TSE:BCE
Over 10 years, this will be fine. Less than that, you will be unimpressed by the share price, though you'll be collecting a decent 5% dividend. BCE gives you stability, not price appreciation. Over the long term, expect an overall 7-8%
yearly return and there's nothing wrong with that. A low-beta stock long-term.
It plays into the interest rate issue. It will probably get sold with any bounce. There will be a downward bias. This is the one he would pick in this space, although he does not like the space, nor owns anything in it right now. Over the next year there could be good opportunities to pick these things up.
Always been a fan, especially for clients who require cash flow. Because of its dividend, it’s considered interest sensitive and it gets sold off. Broad representation of the telecom industry. Management is on the ball. Safety factor is that they’re Canada-wide. Loves the dividend, you’re not looking for a big capital gain. Dividend increase in next year or so is quite likely. (Analysts’ price target is $59.52.)
All of the interest sensitives have been beaten up to some degree. People forget that this is an equity. With rising interest rates you are seeing it selling off. They have more wire-line business that the market does not think is the way of the future. They are doing great things but you have to remember that they are an equity. There will continue to be downward pressure to interest sensitives.

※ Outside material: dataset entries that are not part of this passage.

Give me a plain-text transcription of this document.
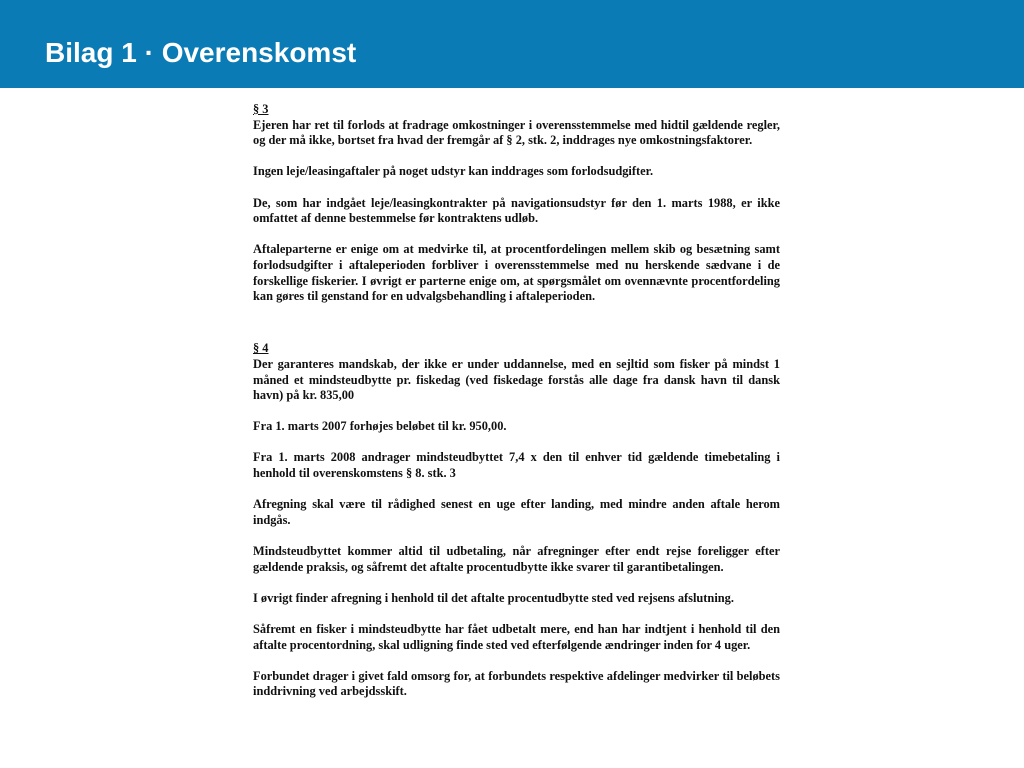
Bilag 1 · Overenskomst

§ 3

Ejeren har ret til forlods at fradrage omkostninger i overensstemmelse med hidtil gældende regler, og der må ikke, bortset fra hvad der fremgår af § 2, stk. 2, inddrages nye omkostningsfaktorer.

Ingen leje/leasingaftaler på noget udstyr kan inddrages som forlodsudgifter.

De, som har indgået leje/leasingkontrakter på navigationsudstyr før den 1. marts 1988, er ikke omfattet af denne bestemmelse før kontraktens udløb.

Aftaleparterne er enige om at medvirke til, at procentfordelingen mellem skib og besætning samt forlodsudgifter i aftaleperioden forbliver i overensstemmelse med nu herskende sædvane i de forskellige fiskerier. I øvrigt er parterne enige om, at spørgsmålet om ovennævnte procentfordeling kan gøres til genstand for en udvalgsbehandling i aftaleperioden.

§ 4

Der garanteres mandskab, der ikke er under uddannelse, med en sejltid som fisker på mindst 1 måned et mindsteudbytte pr. fiskedag (ved fiskedage forstås alle dage fra dansk havn til dansk havn) på kr. 835,00

Fra 1. marts 2007 forhøjes beløbet til kr. 950,00.

Fra 1. marts 2008 andrager mindsteudbyttet 7,4 x den til enhver tid gældende timebetaling i henhold til overenskomstens § 8. stk. 3

Afregning skal være til rådighed senest en uge efter landing, med mindre anden aftale herom indgås.

Mindsteudbyttet kommer altid til udbetaling, når afregninger efter endt rejse foreligger efter gældende praksis, og såfremt det aftalte procentudbytte ikke svarer til garantibetalingen.

I øvrigt finder afregning i henhold til det aftalte procentudbytte sted ved rejsens afslutning.

Såfremt en fisker i mindsteudbytte har fået udbetalt mere, end han har indtjent i henhold til den aftalte procentordning, skal udligning finde sted ved efterfølgende ændringer inden for 4 uger.

Forbundet drager i givet fald omsorg for, at forbundets respektive afdelinger medvirker til beløbets inddrivning ved arbejdsskift.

BCE is in a less favorable competitive position relative to their peers. They are on the verge of having to make large capital gains, like into fibre optics. However, they can now do so with better, more efficient technology than their peers. The shares do have the highest dividend yield of any of its peers and this why they hold it. He thinks he would add to positions if it were to drop into the mid-$40 range. Yield 5.7%.